Rocco continuava a guardarmi senza dire una parola. Sospirai affranta e disperata. "Davvero non puoi fare nulla? Dimmi la verità..."
"Ne sei sicura?" domandò sperando che cambiassi idea. Anche se ne ero certa, anche lui sapeva quanto fosse poco probabile.
Annuii senza alcun tentennamento.
"Ok, forse potrei parlarne con lo staff."
"Grazie. Lo so anch'io che dovrei starne fuori, ma non posso."
"Non ti prometto niente e poi..."
"E poi cosa?"
Io e Rocco ci girammo contemporaneamente verso il proprietario di quella voce.
Giuseppe se ne stava lì a braccia conserte e il suo sguardo serio era indecifrabile. Difficile capire da quanto fosse lì fermo e quanto della conservazione avesse afferrato. "Chi mi risponde?" domandò scrutando prima Rocco e poi me in cerca di risposte.
Quello sguardo era insostenibile. Sapevo di non avere scampo.
"Emma si stava solo raccomandando perché non ti facessi stancare troppo," disse Rocco in vena di fare l'eroe della situazione. Era una mezza verità, ma Giuseppe non si lasciò certo convincere. Continuò a fissarmi in attesa che io dicessi qualcosa.

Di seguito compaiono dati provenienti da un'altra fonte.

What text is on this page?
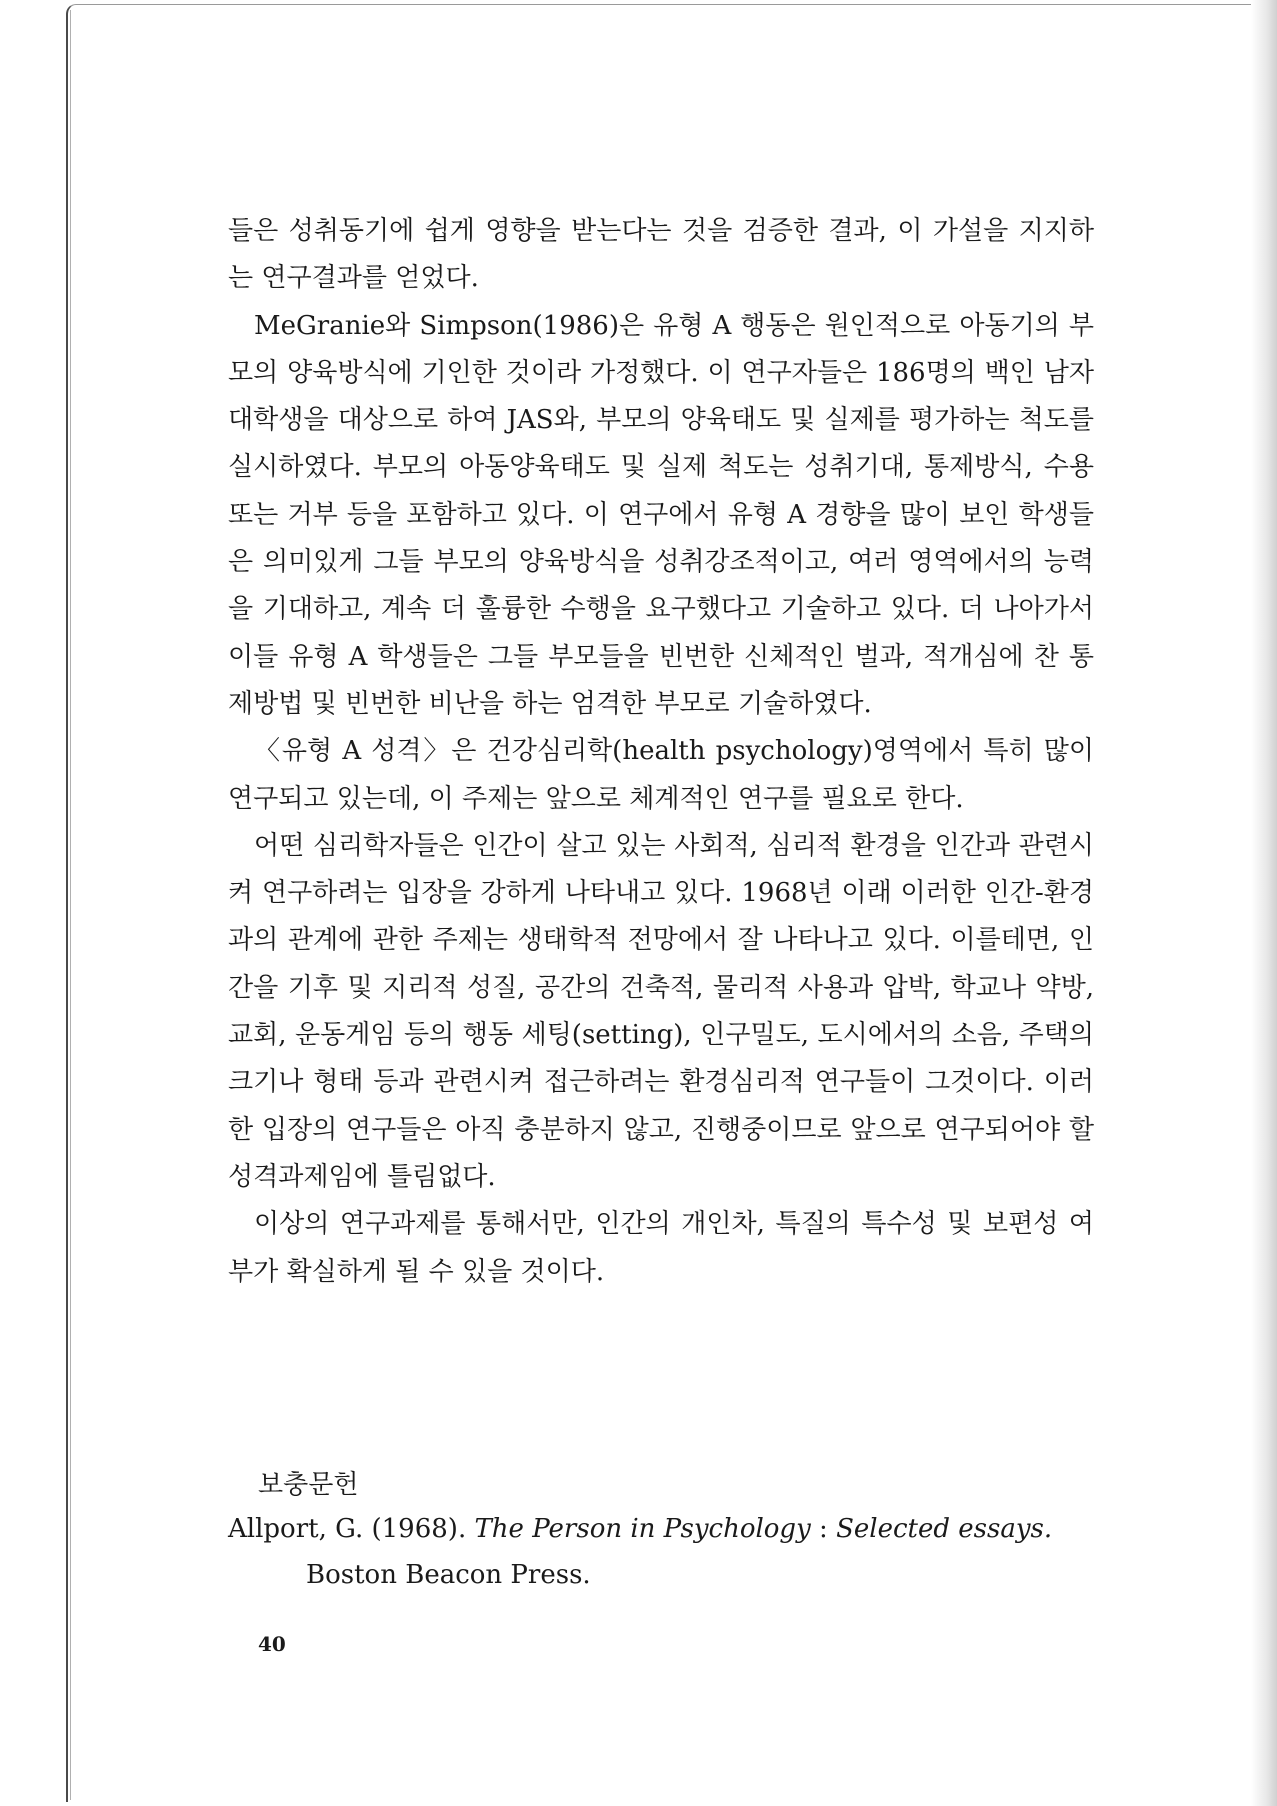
들은 성취동기에 쉽게 영향을 받는다는 것을 검증한 결과, 이 가설을 지지하는 연구결과를 얻었다.

MeGranie와 Simpson(1986)은 유형 A 행동은 원인적으로 아동기의 부모의 양육방식에 기인한 것이라 가정했다. 이 연구자들은 186명의 백인 남자 대학생을 대상으로 하여 JAS와, 부모의 양육태도 및 실제를 평가하는 척도를 실시하였다. 부모의 아동양육태도 및 실제 척도는 성취기대, 통제방식, 수용 또는 거부 등을 포함하고 있다. 이 연구에서 유형 A 경향을 많이 보인 학생들은 의미있게 그들 부모의 양육방식을 성취강조적이고, 여러 영역에서의 능력을 기대하고, 계속 더 훌륭한 수행을 요구했다고 기술하고 있다. 더 나아가서 이들 유형 A 학생들은 그들 부모들을 빈번한 신체적인 벌과, 적개심에 찬 통제방법 및 빈번한 비난을 하는 엄격한 부모로 기술하였다.

〈유형 A 성격〉은 건강심리학(health psychology)영역에서 특히 많이 연구되고 있는데, 이 주제는 앞으로 체계적인 연구를 필요로 한다.

어떤 심리학자들은 인간이 살고 있는 사회적, 심리적 환경을 인간과 관련시켜 연구하려는 입장을 강하게 나타내고 있다. 1968년 이래 이러한 인간-환경과의 관계에 관한 주제는 생태학적 전망에서 잘 나타나고 있다. 이를테면, 인간을 기후 및 지리적 성질, 공간의 건축적, 물리적 사용과 압박, 학교나 약방, 교회, 운동게임 등의 행동 세팅(setting), 인구밀도, 도시에서의 소음, 주택의 크기나 형태 등과 관련시켜 접근하려는 환경심리적 연구들이 그것이다. 이러한 입장의 연구들은 아직 충분하지 않고, 진행중이므로 앞으로 연구되어야 할 성격과제임에 틀림없다.

이상의 연구과제를 통해서만, 인간의 개인차, 특질의 특수성 및 보편성 여부가 확실하게 될 수 있을 것이다.

보충문헌

Allport, G. (1968). The Person in Psychology : Selected essays. Boston Beacon Press.

40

"È la verità, all'incirca."
"Rocco, stavi andando via giusto?" domandò mio marito sollevando un sopracciglio.
"Credo di sì. Emma?"
Mi limitai ad annuire e staccai i miei occhi da quelli di Giuseppe solo il tempo necessario a rassicurare Rocco. Anche se quello che mi aspettava non era per nulla piacevole, preferivo affrontarlo da sola.
Una volta chiusa la porta alle mie spalle mi preparai al peggio.
"Perché non mi dici cosa hai sentito, invece di girarci intorno? Non è carino origliare."
"Non è carino confabulare," disse avvicinandosi quasi a sfiorare la sua fronte con la mia.
"È chiaro che stavi cercando di convincere Rocco a fare qualcosa. Qualcosa riguardo il mio staff, riguardo me... mi dici di cosa si tratta o devo tirare ad indovinare?"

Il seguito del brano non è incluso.